The Filmmaker’s Handbook: What is a Dutch Tilt?
A trademark of German Expressionism was the cinematic style’s ability to make the viewer feel uneasy. Scenes were frequently dark, set design was elaborate and exaggerated to emphasize madness and discontent, and so birthed a cinematic technique known as the “Dutch tilt,” or “Dutch angle.” The Dutch tilt (or canted angle) is a camera shot where the camera is tilted to create a disoriented, crooked shot. Its first notable use came from the Expressionist classic The Cabinet of Dr. Caligari (1920), where it was used to emphasize the fantastic and off-center nature of the film’s production design, which mirrored the social destruction of the Weimar Republic in Germany at the time.
Since Expressionism, the Dutch tilt naturally carried into the film noir genre with prominence. In modern filmmaking, directors heavily influenced by the Expressionist and noir genres, such as Tim Burton, Terry Gilliam, and Sam Raimi, use the technique readily. Today, they are most often found in horror pictures.
Dutch angles are sometimes montaged in a manner where the tilts are presented in opposition of each other (right-tilt, left-tilt, right-tilt, etc.). Sometimes these montages move in on a subject while flipping angles to create a maddening effect. Dutch tilts are further used to give the effect of atmospheric disquiet, intoxication, frantic energy, or psychosis, depending on its context. They can be static in nature, or coupled with simultaneous zooming or panning.

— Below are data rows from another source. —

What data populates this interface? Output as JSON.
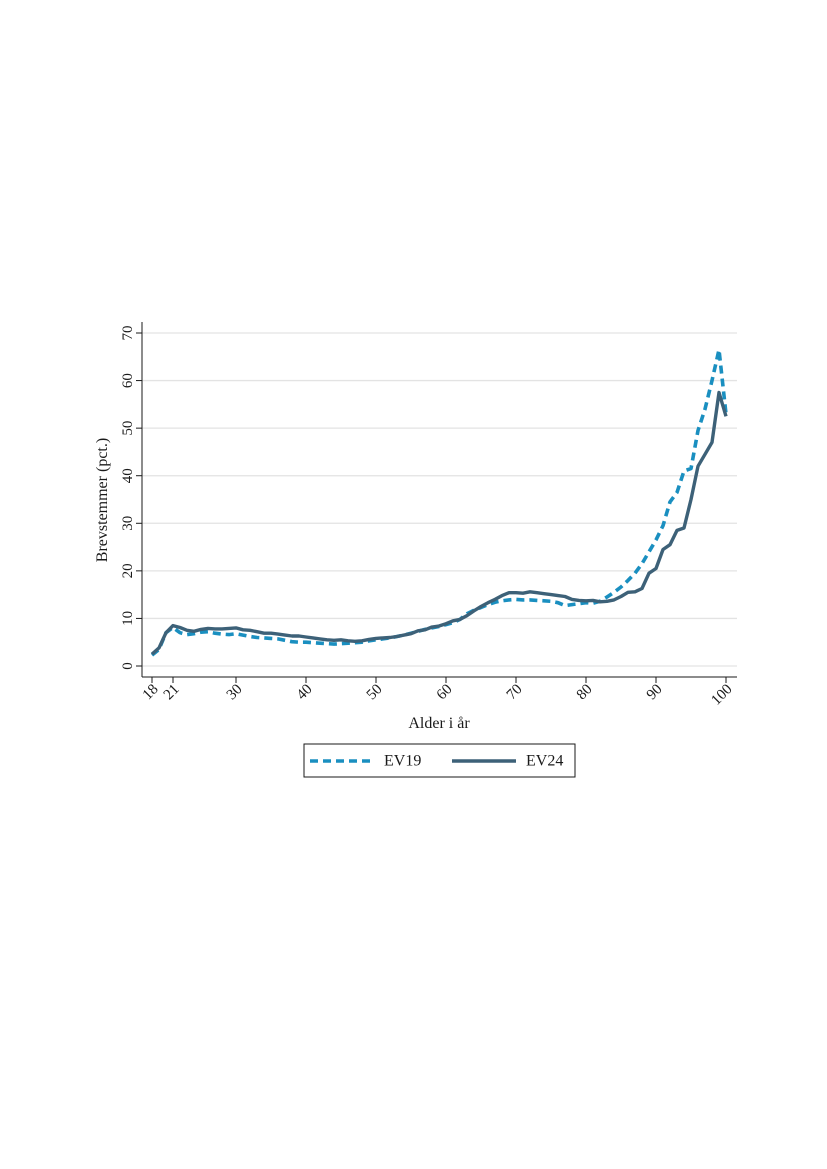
{
  "chart_data": {
    "type": "line",
    "xlabel": "Alder i år",
    "ylabel": "Brevstemmer (pct.)",
    "xlim": [
      18,
      100
    ],
    "ylim": [
      0,
      70
    ],
    "x_ticks": [
      18,
      21,
      30,
      40,
      50,
      60,
      70,
      80,
      90,
      100
    ],
    "y_ticks": [
      0,
      10,
      20,
      30,
      40,
      50,
      60,
      70
    ],
    "grid": true,
    "legend_position": "bottom",
    "series": [
      {
        "name": "EV19",
        "color": "#1a8fc0",
        "style": "dashed",
        "points": [
          [
            18,
            2.3
          ],
          [
            19,
            3.5
          ],
          [
            20,
            7.0
          ],
          [
            21,
            8.1
          ],
          [
            22,
            7.0
          ],
          [
            23,
            6.6
          ],
          [
            24,
            6.8
          ],
          [
            25,
            7.1
          ],
          [
            26,
            7.2
          ],
          [
            27,
            6.9
          ],
          [
            28,
            6.7
          ],
          [
            29,
            6.6
          ],
          [
            30,
            6.8
          ],
          [
            31,
            6.5
          ],
          [
            32,
            6.2
          ],
          [
            33,
            6.0
          ],
          [
            34,
            5.9
          ],
          [
            35,
            5.8
          ],
          [
            36,
            5.7
          ],
          [
            37,
            5.4
          ],
          [
            38,
            5.1
          ],
          [
            39,
            5.0
          ],
          [
            40,
            5.0
          ],
          [
            41,
            4.9
          ],
          [
            42,
            4.8
          ],
          [
            43,
            4.7
          ],
          [
            44,
            4.6
          ],
          [
            45,
            4.7
          ],
          [
            46,
            4.8
          ],
          [
            47,
            4.9
          ],
          [
            48,
            5.0
          ],
          [
            49,
            5.3
          ],
          [
            50,
            5.5
          ],
          [
            51,
            5.7
          ],
          [
            52,
            5.9
          ],
          [
            53,
            6.2
          ],
          [
            54,
            6.5
          ],
          [
            55,
            6.9
          ],
          [
            56,
            7.3
          ],
          [
            57,
            7.7
          ],
          [
            58,
            8.0
          ],
          [
            59,
            8.3
          ],
          [
            60,
            8.7
          ],
          [
            61,
            9.1
          ],
          [
            62,
            9.8
          ],
          [
            63,
            11.0
          ],
          [
            64,
            11.7
          ],
          [
            65,
            12.3
          ],
          [
            66,
            12.9
          ],
          [
            67,
            13.4
          ],
          [
            68,
            13.7
          ],
          [
            69,
            13.9
          ],
          [
            70,
            14.0
          ],
          [
            71,
            13.9
          ],
          [
            72,
            13.9
          ],
          [
            73,
            13.8
          ],
          [
            74,
            13.7
          ],
          [
            75,
            13.6
          ],
          [
            76,
            13.3
          ],
          [
            77,
            12.7
          ],
          [
            78,
            12.9
          ],
          [
            79,
            13.1
          ],
          [
            80,
            13.3
          ],
          [
            81,
            13.2
          ],
          [
            82,
            13.6
          ],
          [
            83,
            14.5
          ],
          [
            84,
            15.5
          ],
          [
            85,
            16.6
          ],
          [
            86,
            18.0
          ],
          [
            87,
            19.5
          ],
          [
            88,
            21.5
          ],
          [
            89,
            24.0
          ],
          [
            90,
            26.5
          ],
          [
            91,
            29.5
          ],
          [
            92,
            34.5
          ],
          [
            93,
            36.5
          ],
          [
            94,
            41.0
          ],
          [
            95,
            41.5
          ],
          [
            96,
            49.5
          ],
          [
            97,
            54.0
          ],
          [
            98,
            60.0
          ],
          [
            99,
            66.5
          ],
          [
            100,
            53.0
          ]
        ]
      },
      {
        "name": "EV24",
        "color": "#3d6178",
        "style": "solid",
        "points": [
          [
            18,
            2.5
          ],
          [
            19,
            3.8
          ],
          [
            20,
            7.0
          ],
          [
            21,
            8.5
          ],
          [
            22,
            8.1
          ],
          [
            23,
            7.5
          ],
          [
            24,
            7.3
          ],
          [
            25,
            7.7
          ],
          [
            26,
            7.9
          ],
          [
            27,
            7.8
          ],
          [
            28,
            7.8
          ],
          [
            29,
            7.9
          ],
          [
            30,
            8.0
          ],
          [
            31,
            7.6
          ],
          [
            32,
            7.5
          ],
          [
            33,
            7.2
          ],
          [
            34,
            6.9
          ],
          [
            35,
            6.9
          ],
          [
            36,
            6.7
          ],
          [
            37,
            6.5
          ],
          [
            38,
            6.3
          ],
          [
            39,
            6.3
          ],
          [
            40,
            6.1
          ],
          [
            41,
            5.9
          ],
          [
            42,
            5.7
          ],
          [
            43,
            5.5
          ],
          [
            44,
            5.4
          ],
          [
            45,
            5.5
          ],
          [
            46,
            5.3
          ],
          [
            47,
            5.2
          ],
          [
            48,
            5.3
          ],
          [
            49,
            5.6
          ],
          [
            50,
            5.8
          ],
          [
            51,
            5.9
          ],
          [
            52,
            6.0
          ],
          [
            53,
            6.2
          ],
          [
            54,
            6.5
          ],
          [
            55,
            6.8
          ],
          [
            56,
            7.4
          ],
          [
            57,
            7.6
          ],
          [
            58,
            8.2
          ],
          [
            59,
            8.4
          ],
          [
            60,
            8.9
          ],
          [
            61,
            9.5
          ],
          [
            62,
            9.8
          ],
          [
            63,
            10.6
          ],
          [
            64,
            11.6
          ],
          [
            65,
            12.5
          ],
          [
            66,
            13.3
          ],
          [
            67,
            14.0
          ],
          [
            68,
            14.8
          ],
          [
            69,
            15.4
          ],
          [
            70,
            15.4
          ],
          [
            71,
            15.3
          ],
          [
            72,
            15.6
          ],
          [
            73,
            15.4
          ],
          [
            74,
            15.2
          ],
          [
            75,
            15.0
          ],
          [
            76,
            14.8
          ],
          [
            77,
            14.6
          ],
          [
            78,
            14.0
          ],
          [
            79,
            13.8
          ],
          [
            80,
            13.7
          ],
          [
            81,
            13.8
          ],
          [
            82,
            13.5
          ],
          [
            83,
            13.6
          ],
          [
            84,
            13.9
          ],
          [
            85,
            14.6
          ],
          [
            86,
            15.5
          ],
          [
            87,
            15.6
          ],
          [
            88,
            16.3
          ],
          [
            89,
            19.5
          ],
          [
            90,
            20.5
          ],
          [
            91,
            24.5
          ],
          [
            92,
            25.5
          ],
          [
            93,
            28.5
          ],
          [
            94,
            29.0
          ],
          [
            95,
            35.0
          ],
          [
            96,
            42.0
          ],
          [
            97,
            44.5
          ],
          [
            98,
            47.0
          ],
          [
            99,
            57.5
          ],
          [
            100,
            52.5
          ]
        ]
      }
    ]
  }
}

Not all critics and film analysts appreciate the shot in modern filmmaking—The Lumiere Reader calls it “an artless maneuver, unsubtle and lacking in imagination. In grammatical terms, it’s the equivalent of a needless exclamation mark when inserted blatantly into a scene, and while part of the familiar visual language of cinema, it’s seldom warranted.”
The Third Man (1949) extensively used Dutch angles to show the main character’s alienation and isolation in a foreign location. Encountering Directors by Charles Thomas Samuels recounts that The Third Man director Carol Reed later joked that he received a good deal of teasing for the film’s preference for Dutch angles: “I used it so much in The Third Man, however, that I remember William Wyler, after seeing the film, made me the gift of a spirit level. ‘Carol,’ he said, ‘next time you make a picture, just put it on top of the camera, will you!’”
Dutch angles were used constantly in the 1960s Batman TV series and 1966 Adam West film, satirical pieces of entertainment wherein each character had their own identifying Dutch angle. (Some even re-dubbed the Dutch angle the Batman angle.)
Battlefield Earth (2000) drew criticism for its overuse of the technique. Roger Ebert said, “Roger Christian has learned from better films that directors sometimes tilt their cameras, but he has not learned why.” He gave the film his lowest possible rating.
In comparison, James Whale’s Bride Of Frankenstein (1935) is an effective early use of the Dutch tilt in horror cinema.
Another aging example, from the 1960 Twilight Zone (1959) episode “The Howling Man.”
The Dutch angle is an effective means of conveying various forms of distress and unease. Its overuse in cinema language has given it a somewhat bad reputation, losing favor over time, suggesting it only be used for proper reasons and not as a cinematic gimmick.